Beobachter kritisieren, daß die nigerianische Regierung durch ihre Doppelstrategie aus Dialogangeboten und militärischer Bekämpfung eine Lösung des seit Jahren bestehenden Konflikts erschweren würde. Kurz nachdem Nigerias Präsident Goodluck Jonathan im Mai die Einsetzung einer Kommission verkündet hatte, die eine Amnestieregelung für Boko-Haram-Mitglieder ausarbeiten soll, begann die Armee des Landes eine Offensive in mehreren nördlichen Bundesstaaten, die als Hochburgen der Sekte gelten. In den vergangenen Tagen wurde erneut deutlich, daß die Behörden versuchen, der Situation mit einer Mischung aus Repression und Zugeständnissen Herr zu werden. Kurz nach der Meldung über die Verhaftungen verlautbarten nigerianische Behörden, daß die strengen »Sicherheitsbestimmungen« in den Bundesstaaten Adamawa und Yobe bald gelockert werden könnten. Mit Beginn der Armeeoffensive im Mai waren unter anderem Ausgangssperren verhängt worden. Lokale Politiker sprachen angesichts von umfangreichen Razzien und großen Militäroperationen von einer »indirekten Kriegserklärung« gegen den Norden Nigerias. Nun sollen einige der Repressionsmaßnahmen zumindest vorübergehend entschärft werden, um den islamischen Bewohnern der Region die Teilnahme an den Feiern zum am 9. Juli beginnenden Ramadan zu ermöglichen. Das berichtete die Zeitung This Day am Mittwoch.

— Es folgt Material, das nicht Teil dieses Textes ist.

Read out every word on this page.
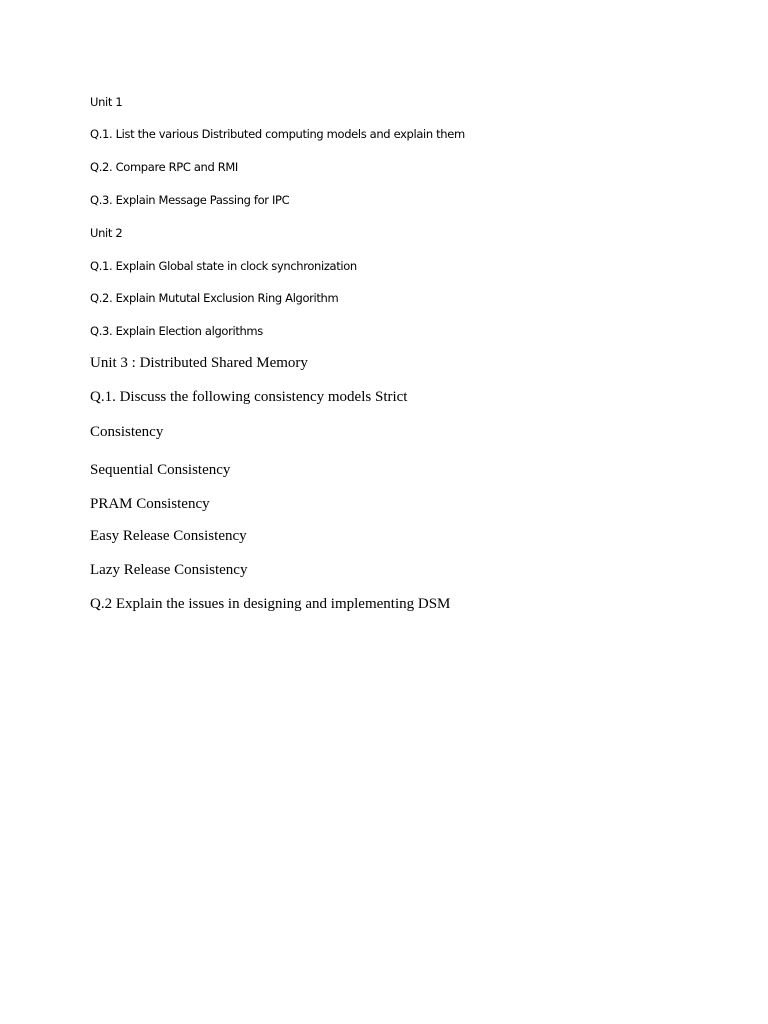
Unit 1

Q.1. List the various Distributed computing models and explain them

Q.2. Compare RPC and RMI

Q.3. Explain Message Passing for IPC

Unit 2

Q.1. Explain Global state in clock synchronization

Q.2. Explain Mututal Exclusion Ring Algorithm

Q.3. Explain Election algorithms

Unit 3 : Distributed Shared Memory

Q.1. Discuss the following consistency models Strict

Consistency

Sequential Consistency

PRAM Consistency

Easy Release Consistency

Lazy Release Consistency

Q.2 Explain the issues in designing and implementing DSM
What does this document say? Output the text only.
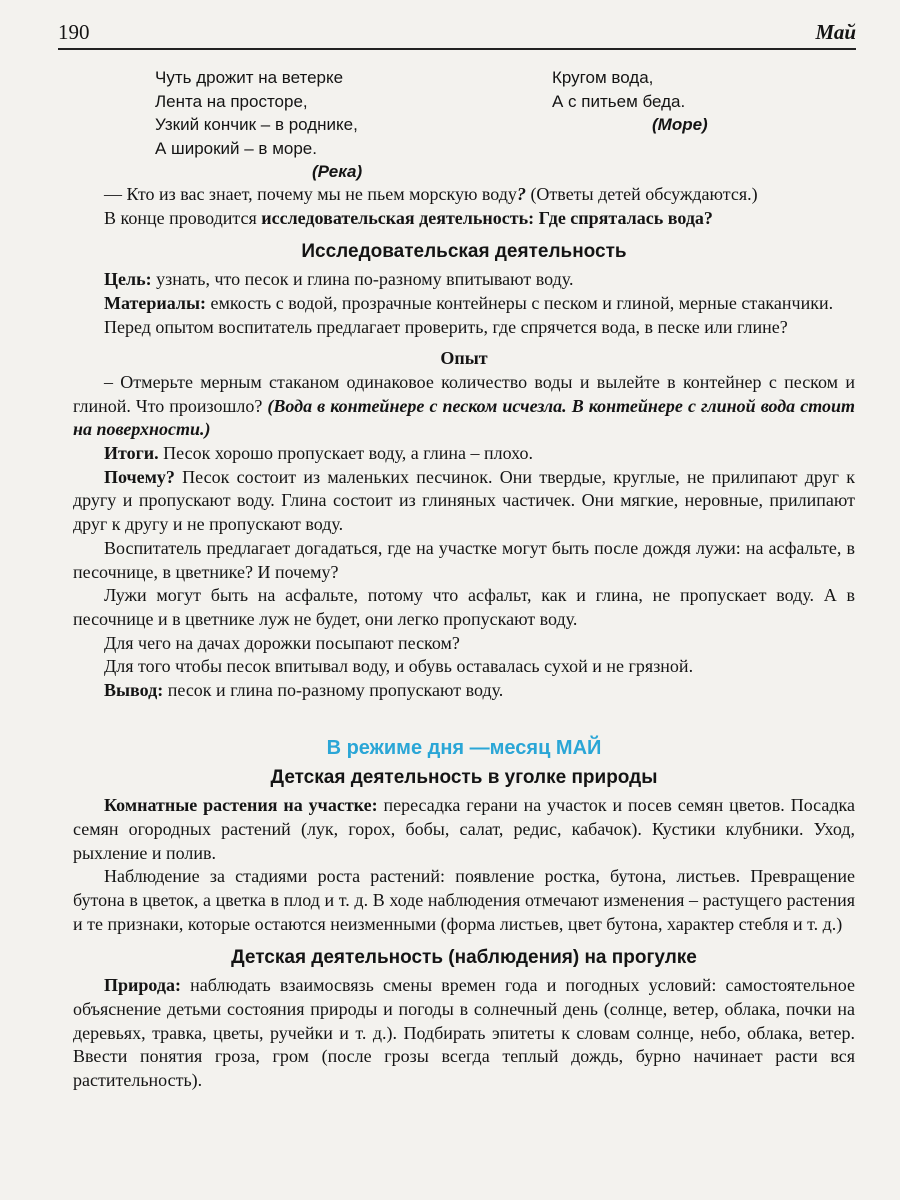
190	Май
Чуть дрожит на ветерке
Лента на просторе,
Узкий кончик – в роднике,
А широкий – в море.
(Река)
Кругом вода,
А с питьем беда.
(Море)

— Кто из вас знает, почему мы не пьем морскую воду? (Ответы детей обсуждаются.)

В конце проводится исследовательская деятельность: Где спряталась вода?

Исследовательская деятельность

Цель: узнать, что песок и глина по-разному впитывают воду.

Материалы: емкость с водой, прозрачные контейнеры с песком и глиной, мерные стаканчики.

Перед опытом воспитатель предлагает проверить, где спрячется вода, в песке или глине?

Опыт

– Отмерьте мерным стаканом одинаковое количество воды и вылейте в контейнер с песком и глиной. Что произошло? (Вода в контейнере с песком исчезла. В контейнере с глиной вода стоит на поверхности.)

Итоги. Песок хорошо пропускает воду, а глина – плохо.

Почему? Песок состоит из маленьких песчинок. Они твердые, круглые, не прилипают друг к другу и пропускают воду. Глина состоит из глиняных частичек. Они мягкие, неровные, прилипают друг к другу и не пропускают воду.

Воспитатель предлагает догадаться, где на участке могут быть после дождя лужи: на асфальте, в песочнице, в цветнике? И почему?

Лужи могут быть на асфальте, потому что асфальт, как и глина, не пропускает воду. А в песочнице и в цветнике луж не будет, они легко пропускают воду.

Для чего на дачах дорожки посыпают песком?

Для того чтобы песок впитывал воду, и обувь оставалась сухой и не грязной.

Вывод: песок и глина по-разному пропускают воду.

В режиме дня —месяц МАЙ
Детская деятельность в уголке природы

Комнатные растения на участке: пересадка герани на участок и посев семян цветов. Посадка семян огородных растений (лук, горох, бобы, салат, редис, кабачок). Кустики клубники. Уход, рыхление и полив.

Наблюдение за стадиями роста растений: появление ростка, бутона, листьев. Превращение бутона в цветок, а цветка в плод и т. д. В ходе наблюдения отмечают изменения – растущего растения и те признаки, которые остаются неизменными (форма листьев, цвет бутона, характер стебля и т. д.)

Детская деятельность (наблюдения) на прогулке

Природа: наблюдать взаимосвязь смены времен года и погодных условий: самостоятельное объяснение детьми состояния природы и погоды в солнечный день (солнце, ветер, облака, почки на деревьях, травка, цветы, ручейки и т. д.). Подбирать эпитеты к словам солнце, небо, облака, ветер. Ввести понятия гроза, гром (после грозы всегда теплый дождь, бурно начинает расти вся растительность).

Die religiöse Komponente des Konflikts in Nigeria, die vor allem in westlichen Medien oft hervorgehoben wird, überlagert die zugrunde liegenden sozialen Ursachen. Im Zusammenhang mit dem Ölsektor des Landes hat sich während der vergangenen Jahrzehnte ein komplexes System aus Korruption und Diebstahl der Öleinnahmen entwickelt. Dies führte dazu, daß Nigerias Bevölkerung zu den ärmsten Afrikas zählt, obwohl das Land eines der ressourcenreichsten des Kontinents ist.